Eventually he was deposed, and after a short involuntary house arrest, he died under mysterious circumstances. There has been much speculation about the manner of his death (suicide? murder?) as well as his sexuality (latent homosexual? asexual aesthete?) These questions and others are likely to linger as long as the Cult of Ludwig persists. And since our own conception of fairytales and Wagnerian music is very much informed by Ludwig's, we're almost all of us a part of his cult, knowingly or not.

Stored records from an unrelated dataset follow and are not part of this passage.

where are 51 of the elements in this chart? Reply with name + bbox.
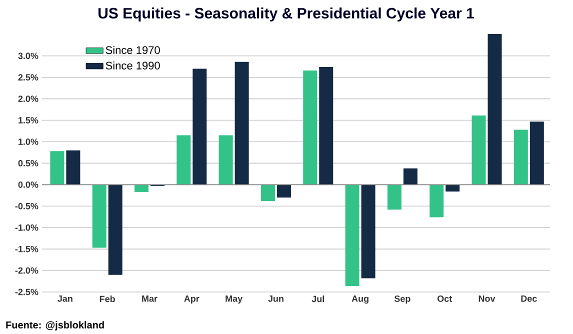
bar: [514, 130, 528, 185]
bar: [361, 184, 376, 278]
bar: [530, 122, 544, 185]
bar: [108, 184, 122, 275]
bar: [303, 70, 318, 185]
y-tick-label: -1.5%: [15, 246, 38, 252]
bar: [192, 68, 207, 185]
bar: [446, 184, 460, 192]
y-tick-label: 0.5%: [18, 160, 38, 166]
y-tick-label: 2.0%: [18, 96, 38, 102]
bar: [403, 168, 418, 185]
y-tick-label: 1.0%: [18, 138, 38, 145]
bar: [345, 184, 360, 286]
y-tick-label: -0.5%: [15, 202, 38, 210]
x-tick-label: May: [226, 296, 243, 304]
bar: [387, 184, 402, 210]
bar: [430, 184, 444, 218]
bar: [488, 34, 502, 185]
legend-label: Since 1970: [106, 46, 160, 54]
y-tick-label: 0.0%: [18, 181, 38, 188]
x-tick-label: Jan: [58, 296, 72, 302]
bar: [92, 184, 106, 248]
x-tick-label: Aug: [352, 296, 368, 304]
y-tick-label: -2.0%: [15, 267, 38, 274]
x-tick-label: Dec: [521, 296, 537, 302]
bar: [66, 150, 80, 185]
bar: [218, 135, 233, 185]
legend-label: Since 1990: [106, 61, 160, 70]
x-tick-label: Jun: [268, 296, 284, 302]
source-note: Fuente: @jsblokland: [6, 321, 104, 330]
bar: [260, 184, 275, 201]
chart-title: US Equities - Seasonality & Presidential Cycle Year 1: [98, 8, 474, 22]
x-tick-label: Apr: [184, 296, 200, 304]
x-tick-label: Oct: [437, 296, 452, 302]
x-tick-label: Sep: [394, 296, 410, 304]
y-tick-label: -1.0%: [15, 224, 38, 231]
x-tick-label: Jul: [312, 296, 324, 302]
x-tick-label: Mar: [142, 296, 158, 302]
y-tick-label: 2.5%: [18, 74, 38, 81]
y-tick-label: 1.5%: [18, 117, 38, 124]
x-tick-label: Nov: [478, 296, 496, 302]
bar: [319, 67, 334, 185]
y-tick-label: 3.0%: [18, 52, 38, 60]
bar: [276, 184, 291, 198]
bar: [472, 116, 486, 185]
bar: [176, 135, 191, 185]
bar: [134, 184, 149, 192]
bar: [234, 62, 249, 185]
y-tick-label: -2.5%: [15, 288, 38, 296]
bar: [50, 151, 64, 185]
x-tick-label: Feb: [100, 296, 115, 302]
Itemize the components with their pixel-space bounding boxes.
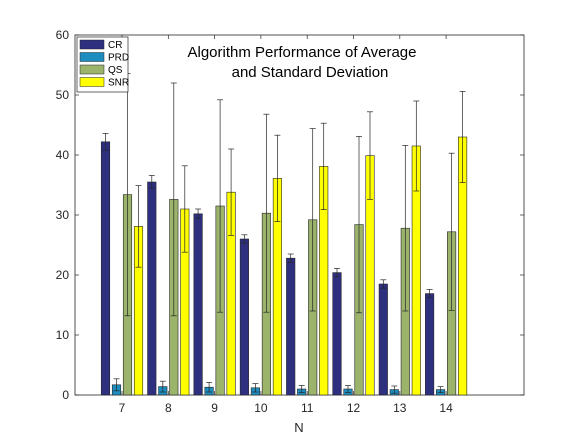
legend-label-snr: SNR bbox=[108, 78, 129, 89]
error-bar-prd-12 bbox=[345, 385, 351, 393]
bar-cr-9 bbox=[193, 213, 203, 396]
error-bar-qs-14 bbox=[448, 152, 455, 311]
x-tick-label: 13 bbox=[393, 401, 407, 415]
axes-layer: 0 10 20 30 40 50 60 7 8 9 10 11 12 13 14 bbox=[56, 28, 524, 415]
bars-layer bbox=[100, 73, 468, 396]
legend-label-qs: QS bbox=[108, 65, 123, 76]
error-bar-cr-11 bbox=[287, 253, 294, 263]
error-bar-qs-13 bbox=[402, 145, 409, 312]
bar-cr-8 bbox=[147, 181, 157, 396]
chart-title-line-2: and Standard Deviation bbox=[232, 64, 389, 81]
x-tick-label: 14 bbox=[439, 401, 453, 415]
x-tick-label: 9 bbox=[211, 401, 218, 415]
bar-cr-10 bbox=[239, 238, 249, 396]
y-tick-label: 50 bbox=[56, 88, 70, 102]
error-bar-prd-13 bbox=[391, 385, 398, 394]
error-bar-cr-7 bbox=[102, 133, 109, 151]
y-tick-label: 60 bbox=[56, 28, 70, 42]
chart-title-line-1: Algorithm Performance of Average bbox=[187, 44, 416, 61]
error-bar-qs-9 bbox=[217, 99, 224, 313]
error-bar-qs-11 bbox=[309, 128, 316, 312]
error-bar-cr-8 bbox=[148, 175, 155, 189]
legend-swatch-prd bbox=[79, 52, 105, 62]
error-bar-snr-14 bbox=[459, 91, 466, 183]
x-axis-label: N bbox=[294, 420, 303, 435]
error-bar-cr-13 bbox=[380, 279, 387, 289]
x-tick-label: 12 bbox=[347, 401, 361, 415]
error-bar-snr-11 bbox=[320, 122, 327, 210]
error-bar-prd-14 bbox=[437, 386, 444, 393]
error-bar-prd-8 bbox=[159, 380, 166, 393]
x-tick-label: 7 bbox=[119, 401, 126, 415]
error-bar-qs-12 bbox=[356, 136, 362, 314]
error-bar-snr-9 bbox=[228, 148, 235, 236]
bar-cr-14 bbox=[425, 293, 435, 396]
error-bar-prd-10 bbox=[252, 383, 259, 393]
x-tick-label: 10 bbox=[254, 401, 268, 415]
error-bar-prd-7 bbox=[113, 378, 120, 392]
error-bar-prd-9 bbox=[206, 382, 213, 393]
error-bar-snr-13 bbox=[413, 100, 420, 192]
error-bar-snr-10 bbox=[274, 134, 281, 222]
x-tick-label: 8 bbox=[165, 401, 172, 415]
y-tick-label: 0 bbox=[62, 388, 69, 402]
error-bar-qs-10 bbox=[263, 113, 270, 313]
legend-swatch-snr bbox=[79, 77, 105, 87]
error-bar-cr-9 bbox=[195, 208, 202, 219]
error-bar-cr-12 bbox=[334, 268, 340, 278]
bar-cr-12 bbox=[332, 272, 342, 396]
error-bar-snr-12 bbox=[367, 111, 373, 200]
bar-cr-11 bbox=[286, 257, 296, 396]
y-tick-label: 20 bbox=[56, 268, 70, 282]
x-tick-label: 11 bbox=[301, 401, 314, 415]
error-bar-snr-7 bbox=[135, 185, 142, 268]
y-tick-label: 10 bbox=[56, 328, 70, 342]
bar-cr-7 bbox=[100, 141, 111, 396]
error-bar-prd-11 bbox=[298, 385, 305, 393]
legend-label-prd: PRD bbox=[108, 53, 129, 64]
bar-cr-13 bbox=[378, 283, 388, 396]
legend-label-cr: CR bbox=[108, 40, 122, 51]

That said, author Christopher McIntosh makes good use of the previously secret or sealed documents at his disposal to clear up some misconceptions and shed light on the darker corners of the Swan King's kingdom. The prose is quietly compelling rather than lively or propulsive, and it naturally can only be so long and so in depth, when more than a century has been spent by the State of Bavaria in repelling all inquiries into the private life of the king, whose reputation they don't want sullied for obvious reasons. That said, the book is well worth the reader's time, and one can't help but ultimately be moved by the sense of romantic doom that pervades the tale of the man who, according to no less a personage than Verlaine, was the last true monarch. Recommended. With photos.